Moving into the ’90s, game cartridges were coming in all shapes and sizes. Game Boy, out in 1989, had cartridges taking advantage of bank switching from the start, making the handheld feel like a miracle compared to portable single-screen games that came before it. In 1991, Neo Geo from Shin Nihon Kikaku (or SNK) had monstrous cartridges, four times the physical size of the SNES’. All the better to pump nearly 90,000 KB of exquisite pixel work for Metal Slug and Samurai Shodown, but impractical for most consumers to store or afford.

New cartridge-based systems came and went. From Sega. From NEC. Heck, even Atari crashed the party again with the Jaguar. Nintendo did not lose its grip on the market it had dominated since the late ’80s. At least, not until its most infamous, unforced error.

Believe it or not, Myst sold better than Doom. In 1993, the visually dreamlike and audibly vibey game clocked over 6 million copies sold. It wasn’t only a wake-up call that average consumers were using their personal computers to game, but they were also using their CD-ROM drives to do it. Cheaper to print than a hard-shelled cartridge and accommodating to games spanning multiple discs, hits like Day of the Tentacle, Gabriel Knight, and The 7th Guest made CDs look like the next exciting frontier.

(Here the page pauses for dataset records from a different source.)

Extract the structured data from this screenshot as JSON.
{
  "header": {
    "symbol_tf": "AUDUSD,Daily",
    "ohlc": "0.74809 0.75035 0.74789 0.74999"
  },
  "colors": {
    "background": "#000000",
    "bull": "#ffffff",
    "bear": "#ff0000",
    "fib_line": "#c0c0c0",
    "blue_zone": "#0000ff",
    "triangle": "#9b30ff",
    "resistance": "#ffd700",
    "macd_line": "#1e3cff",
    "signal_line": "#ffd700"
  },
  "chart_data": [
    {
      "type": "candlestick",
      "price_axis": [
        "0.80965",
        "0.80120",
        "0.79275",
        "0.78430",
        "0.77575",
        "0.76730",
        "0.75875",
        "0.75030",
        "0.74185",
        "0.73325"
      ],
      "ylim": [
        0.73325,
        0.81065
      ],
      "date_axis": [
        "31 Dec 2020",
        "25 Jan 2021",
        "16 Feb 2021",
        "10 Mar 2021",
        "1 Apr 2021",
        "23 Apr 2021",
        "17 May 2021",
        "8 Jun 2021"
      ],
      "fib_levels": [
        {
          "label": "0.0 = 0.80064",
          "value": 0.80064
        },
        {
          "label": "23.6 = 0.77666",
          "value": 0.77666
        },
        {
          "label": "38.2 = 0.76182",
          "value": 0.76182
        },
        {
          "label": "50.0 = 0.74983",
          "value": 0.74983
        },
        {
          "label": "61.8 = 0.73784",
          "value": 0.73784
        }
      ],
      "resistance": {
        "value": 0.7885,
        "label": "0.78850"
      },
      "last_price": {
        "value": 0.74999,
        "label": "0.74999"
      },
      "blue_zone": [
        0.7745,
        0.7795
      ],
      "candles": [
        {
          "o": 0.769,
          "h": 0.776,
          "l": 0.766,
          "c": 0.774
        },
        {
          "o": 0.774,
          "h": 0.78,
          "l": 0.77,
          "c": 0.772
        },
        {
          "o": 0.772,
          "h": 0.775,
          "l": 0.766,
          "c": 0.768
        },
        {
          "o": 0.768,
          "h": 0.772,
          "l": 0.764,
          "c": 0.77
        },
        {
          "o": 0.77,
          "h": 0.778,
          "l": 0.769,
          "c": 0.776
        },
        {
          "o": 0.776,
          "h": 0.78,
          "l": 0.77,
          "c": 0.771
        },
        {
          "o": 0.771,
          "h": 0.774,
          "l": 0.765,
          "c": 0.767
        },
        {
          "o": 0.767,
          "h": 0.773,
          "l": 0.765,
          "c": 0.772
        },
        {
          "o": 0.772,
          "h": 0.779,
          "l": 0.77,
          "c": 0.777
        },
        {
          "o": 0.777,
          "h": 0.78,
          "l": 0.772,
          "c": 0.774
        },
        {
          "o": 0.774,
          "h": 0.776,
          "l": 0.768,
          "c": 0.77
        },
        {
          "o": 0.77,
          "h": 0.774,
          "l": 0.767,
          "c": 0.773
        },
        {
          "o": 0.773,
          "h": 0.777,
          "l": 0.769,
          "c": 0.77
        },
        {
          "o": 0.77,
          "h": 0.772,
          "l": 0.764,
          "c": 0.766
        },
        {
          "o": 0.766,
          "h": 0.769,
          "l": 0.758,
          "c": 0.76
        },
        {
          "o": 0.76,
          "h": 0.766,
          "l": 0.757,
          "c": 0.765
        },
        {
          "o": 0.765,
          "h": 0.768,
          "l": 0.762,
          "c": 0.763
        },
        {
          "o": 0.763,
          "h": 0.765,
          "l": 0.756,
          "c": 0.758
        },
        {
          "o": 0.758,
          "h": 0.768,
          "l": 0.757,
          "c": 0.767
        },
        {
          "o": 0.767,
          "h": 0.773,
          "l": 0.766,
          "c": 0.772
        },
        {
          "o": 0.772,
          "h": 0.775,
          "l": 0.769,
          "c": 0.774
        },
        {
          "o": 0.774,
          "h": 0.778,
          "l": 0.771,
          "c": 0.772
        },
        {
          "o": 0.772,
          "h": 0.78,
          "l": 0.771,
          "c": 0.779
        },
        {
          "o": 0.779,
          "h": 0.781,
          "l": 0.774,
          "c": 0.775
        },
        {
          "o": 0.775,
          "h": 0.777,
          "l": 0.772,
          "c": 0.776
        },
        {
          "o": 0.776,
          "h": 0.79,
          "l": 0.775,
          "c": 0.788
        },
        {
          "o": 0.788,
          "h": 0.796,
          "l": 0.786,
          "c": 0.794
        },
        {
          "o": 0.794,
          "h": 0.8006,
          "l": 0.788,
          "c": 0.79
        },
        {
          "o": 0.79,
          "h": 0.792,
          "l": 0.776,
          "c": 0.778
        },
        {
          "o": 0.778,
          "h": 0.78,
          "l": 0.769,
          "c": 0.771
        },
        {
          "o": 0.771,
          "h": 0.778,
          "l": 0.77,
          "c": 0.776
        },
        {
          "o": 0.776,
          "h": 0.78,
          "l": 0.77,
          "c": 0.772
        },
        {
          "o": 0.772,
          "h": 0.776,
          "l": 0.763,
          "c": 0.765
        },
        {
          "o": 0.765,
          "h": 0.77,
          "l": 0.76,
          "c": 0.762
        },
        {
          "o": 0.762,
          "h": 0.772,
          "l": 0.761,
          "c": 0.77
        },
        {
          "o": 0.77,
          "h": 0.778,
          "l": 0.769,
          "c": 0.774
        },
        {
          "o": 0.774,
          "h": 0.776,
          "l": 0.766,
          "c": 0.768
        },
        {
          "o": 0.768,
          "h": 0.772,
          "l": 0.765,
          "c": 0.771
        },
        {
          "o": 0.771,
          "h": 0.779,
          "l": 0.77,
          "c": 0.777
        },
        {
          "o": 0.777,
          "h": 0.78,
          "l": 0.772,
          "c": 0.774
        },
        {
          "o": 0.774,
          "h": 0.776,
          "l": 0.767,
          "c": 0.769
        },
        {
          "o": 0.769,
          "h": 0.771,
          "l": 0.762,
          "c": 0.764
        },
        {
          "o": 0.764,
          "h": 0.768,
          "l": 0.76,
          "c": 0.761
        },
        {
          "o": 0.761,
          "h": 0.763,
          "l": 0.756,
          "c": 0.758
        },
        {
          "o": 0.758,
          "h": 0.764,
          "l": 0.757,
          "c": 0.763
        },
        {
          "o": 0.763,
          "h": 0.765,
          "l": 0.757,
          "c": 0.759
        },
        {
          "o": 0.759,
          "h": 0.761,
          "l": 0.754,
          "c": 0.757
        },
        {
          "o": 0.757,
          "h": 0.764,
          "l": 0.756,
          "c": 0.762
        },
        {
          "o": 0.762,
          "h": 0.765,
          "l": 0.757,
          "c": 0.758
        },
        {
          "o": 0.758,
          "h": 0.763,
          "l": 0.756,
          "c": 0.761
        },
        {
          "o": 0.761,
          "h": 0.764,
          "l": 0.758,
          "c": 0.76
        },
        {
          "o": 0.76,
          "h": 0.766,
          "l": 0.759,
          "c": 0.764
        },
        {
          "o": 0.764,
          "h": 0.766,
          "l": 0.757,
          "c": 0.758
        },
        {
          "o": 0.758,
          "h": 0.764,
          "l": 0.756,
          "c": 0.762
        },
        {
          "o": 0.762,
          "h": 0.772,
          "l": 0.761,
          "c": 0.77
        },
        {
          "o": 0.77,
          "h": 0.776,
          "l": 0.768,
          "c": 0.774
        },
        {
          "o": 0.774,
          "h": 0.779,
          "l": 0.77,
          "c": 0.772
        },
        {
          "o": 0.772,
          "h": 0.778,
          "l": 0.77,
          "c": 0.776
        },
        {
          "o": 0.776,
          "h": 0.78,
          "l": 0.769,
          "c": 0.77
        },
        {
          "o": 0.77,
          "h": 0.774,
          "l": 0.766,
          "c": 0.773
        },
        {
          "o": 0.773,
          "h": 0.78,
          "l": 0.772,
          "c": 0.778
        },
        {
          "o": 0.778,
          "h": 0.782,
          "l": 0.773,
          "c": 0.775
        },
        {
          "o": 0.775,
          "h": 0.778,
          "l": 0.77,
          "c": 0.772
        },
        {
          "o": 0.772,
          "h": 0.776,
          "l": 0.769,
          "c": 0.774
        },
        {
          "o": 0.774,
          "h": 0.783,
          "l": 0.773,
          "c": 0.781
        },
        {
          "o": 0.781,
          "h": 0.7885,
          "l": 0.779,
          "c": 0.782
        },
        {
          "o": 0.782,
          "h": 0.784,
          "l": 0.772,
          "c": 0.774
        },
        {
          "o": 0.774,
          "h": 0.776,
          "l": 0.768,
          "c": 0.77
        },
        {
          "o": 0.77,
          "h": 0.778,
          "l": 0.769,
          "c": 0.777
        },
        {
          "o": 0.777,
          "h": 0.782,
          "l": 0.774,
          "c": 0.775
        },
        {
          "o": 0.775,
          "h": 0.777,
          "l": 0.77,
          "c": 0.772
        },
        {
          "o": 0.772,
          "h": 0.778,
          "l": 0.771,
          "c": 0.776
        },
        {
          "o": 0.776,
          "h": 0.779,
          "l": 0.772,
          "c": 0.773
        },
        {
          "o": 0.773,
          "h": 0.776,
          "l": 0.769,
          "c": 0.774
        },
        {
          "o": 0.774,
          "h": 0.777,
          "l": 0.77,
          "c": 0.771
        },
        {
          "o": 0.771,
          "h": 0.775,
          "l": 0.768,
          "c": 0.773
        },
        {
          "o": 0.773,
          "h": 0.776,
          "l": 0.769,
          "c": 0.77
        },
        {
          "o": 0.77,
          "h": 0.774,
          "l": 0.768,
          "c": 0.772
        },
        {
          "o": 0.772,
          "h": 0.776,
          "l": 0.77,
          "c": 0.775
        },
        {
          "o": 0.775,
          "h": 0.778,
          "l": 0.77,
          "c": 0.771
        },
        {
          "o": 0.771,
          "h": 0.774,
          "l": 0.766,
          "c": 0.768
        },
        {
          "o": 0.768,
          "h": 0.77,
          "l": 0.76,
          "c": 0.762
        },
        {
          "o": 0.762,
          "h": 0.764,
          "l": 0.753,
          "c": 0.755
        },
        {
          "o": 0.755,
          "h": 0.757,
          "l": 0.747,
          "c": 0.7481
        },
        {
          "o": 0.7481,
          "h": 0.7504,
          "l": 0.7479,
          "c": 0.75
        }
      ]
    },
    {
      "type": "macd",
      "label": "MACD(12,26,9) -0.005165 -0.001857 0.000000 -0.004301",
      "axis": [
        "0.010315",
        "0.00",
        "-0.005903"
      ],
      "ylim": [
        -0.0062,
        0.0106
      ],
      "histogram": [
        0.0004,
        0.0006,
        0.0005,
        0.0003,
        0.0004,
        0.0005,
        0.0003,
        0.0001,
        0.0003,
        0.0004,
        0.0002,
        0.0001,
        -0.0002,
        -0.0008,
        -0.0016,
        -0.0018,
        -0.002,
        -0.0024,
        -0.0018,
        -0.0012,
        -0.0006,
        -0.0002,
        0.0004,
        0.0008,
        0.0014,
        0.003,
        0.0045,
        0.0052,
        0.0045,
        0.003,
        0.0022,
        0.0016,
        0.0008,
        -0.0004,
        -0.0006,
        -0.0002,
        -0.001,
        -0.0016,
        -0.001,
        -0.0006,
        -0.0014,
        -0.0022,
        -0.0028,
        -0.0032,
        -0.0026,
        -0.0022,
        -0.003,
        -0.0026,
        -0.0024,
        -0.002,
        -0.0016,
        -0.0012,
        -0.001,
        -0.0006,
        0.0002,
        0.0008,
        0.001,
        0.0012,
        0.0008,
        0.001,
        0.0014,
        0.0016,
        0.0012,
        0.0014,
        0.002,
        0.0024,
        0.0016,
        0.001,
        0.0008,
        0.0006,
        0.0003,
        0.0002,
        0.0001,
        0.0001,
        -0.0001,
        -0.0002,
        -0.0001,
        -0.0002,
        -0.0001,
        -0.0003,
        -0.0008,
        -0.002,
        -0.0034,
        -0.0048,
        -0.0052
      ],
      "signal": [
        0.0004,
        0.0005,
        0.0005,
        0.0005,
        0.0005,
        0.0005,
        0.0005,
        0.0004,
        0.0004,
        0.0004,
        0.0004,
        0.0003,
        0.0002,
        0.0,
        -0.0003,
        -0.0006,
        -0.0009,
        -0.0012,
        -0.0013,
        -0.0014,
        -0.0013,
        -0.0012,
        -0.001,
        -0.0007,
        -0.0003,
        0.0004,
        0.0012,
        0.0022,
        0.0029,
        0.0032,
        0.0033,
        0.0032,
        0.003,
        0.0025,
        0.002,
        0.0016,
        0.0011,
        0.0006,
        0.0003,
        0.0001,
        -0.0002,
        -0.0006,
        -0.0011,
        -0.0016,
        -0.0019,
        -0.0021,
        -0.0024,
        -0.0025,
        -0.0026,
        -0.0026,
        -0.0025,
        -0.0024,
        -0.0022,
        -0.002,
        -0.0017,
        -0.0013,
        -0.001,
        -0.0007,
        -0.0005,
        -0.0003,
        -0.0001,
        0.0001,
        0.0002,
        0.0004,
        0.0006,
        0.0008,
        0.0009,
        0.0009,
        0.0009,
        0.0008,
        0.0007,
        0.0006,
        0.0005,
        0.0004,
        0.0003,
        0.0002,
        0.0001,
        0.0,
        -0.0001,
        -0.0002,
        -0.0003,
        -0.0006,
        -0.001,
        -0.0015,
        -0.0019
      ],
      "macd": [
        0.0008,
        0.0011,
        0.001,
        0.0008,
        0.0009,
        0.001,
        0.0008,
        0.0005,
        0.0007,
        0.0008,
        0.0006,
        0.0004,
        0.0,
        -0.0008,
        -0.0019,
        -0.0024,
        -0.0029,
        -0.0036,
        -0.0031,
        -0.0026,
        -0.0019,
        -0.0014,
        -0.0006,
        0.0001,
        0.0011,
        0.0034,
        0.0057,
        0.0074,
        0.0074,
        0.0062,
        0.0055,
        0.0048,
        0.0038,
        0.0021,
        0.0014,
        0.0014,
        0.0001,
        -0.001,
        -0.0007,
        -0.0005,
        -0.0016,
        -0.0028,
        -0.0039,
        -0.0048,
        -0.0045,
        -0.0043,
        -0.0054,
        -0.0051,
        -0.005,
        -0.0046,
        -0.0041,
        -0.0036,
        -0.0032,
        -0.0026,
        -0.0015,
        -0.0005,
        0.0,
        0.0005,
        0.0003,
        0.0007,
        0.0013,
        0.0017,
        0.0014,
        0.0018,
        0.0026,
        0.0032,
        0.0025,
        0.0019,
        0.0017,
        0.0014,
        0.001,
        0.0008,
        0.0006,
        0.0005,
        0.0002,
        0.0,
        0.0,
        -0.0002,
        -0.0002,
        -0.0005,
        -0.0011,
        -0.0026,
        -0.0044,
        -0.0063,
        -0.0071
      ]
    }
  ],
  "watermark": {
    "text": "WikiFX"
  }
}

The (almost) end of the cartridge

When Nintendo considered leaving cartridges behind, it approached Sony, experts in the field of multimedia compact discs and devices like their trademark Walkman. Together, they explored a CD-reading attachment for the Super Nintendo, a project informally known as the “Play station.” Things went sour when Sony discovered that Nintendo was seeking to source the discs elsewhere (remember that grudge about Nintendo and format licenses) and only intended to collaborate on the hardware.

The partnership crumbled. Nintendo briefly paired with Philips on a remarkably crappy device with remarkably crappy Mario and Zelda games almost unrecognizable to fans of either franchise. Sony launched its own console. Publishers like Capcom, Enix, and Squaresoft were intoxicated by the thought of multimedia CDs and not depending on Nintendo. Nintendo stuck with cartridges for the Nintendo 64, which were limited in overall capacity but had noticeably better loading times and draw distances. The N64 gave us some of the most revered games of all time — Super Mario 64, Ocarina of Time, GoldenEye but the console didn’t hit Nintendo’s sales ambitions. The Nintendo PlayStation prototype sold at an auction for $360,000.

Jerry Lawson passed away in 2011. While the Channel F never gained the notoriety of Atari, he did live long enough to see his contributions celebrated by the International Game Developers Association and the Strong Museum.

Cartridges now serve a much more niche purpose. Chip technology is rapidly improving, but not as fast as disinterest in hard copies. Hardware sales remain strong, but retail software sales have narrowed. Some players see the rope burning at the other end: Aging digital distribution services are being retired, taking hundreds of games with them. A new boutique market for collectible cartridges — with platforms like Limited Run, iam8bit, Super Rare, or Black Screen — has emerged in its place.

PlayStation and Xbox have current console iterations with no disc drive whatsoever. As far as hard copies go, Nintendo has ridden the cart for a long time. Its DS line of systems did laps around Sony’s PSP, which struggled to bring discs to the portable experience without turning them into projectiles. Looking forward, it seems unlikely game cartridges will reclaim any territory beyond their shrinking, Nintendo-based island. Will they vanish entirely? Hard to say, but I do know they can fall a couple stories and keep going. They’re stubborn like that.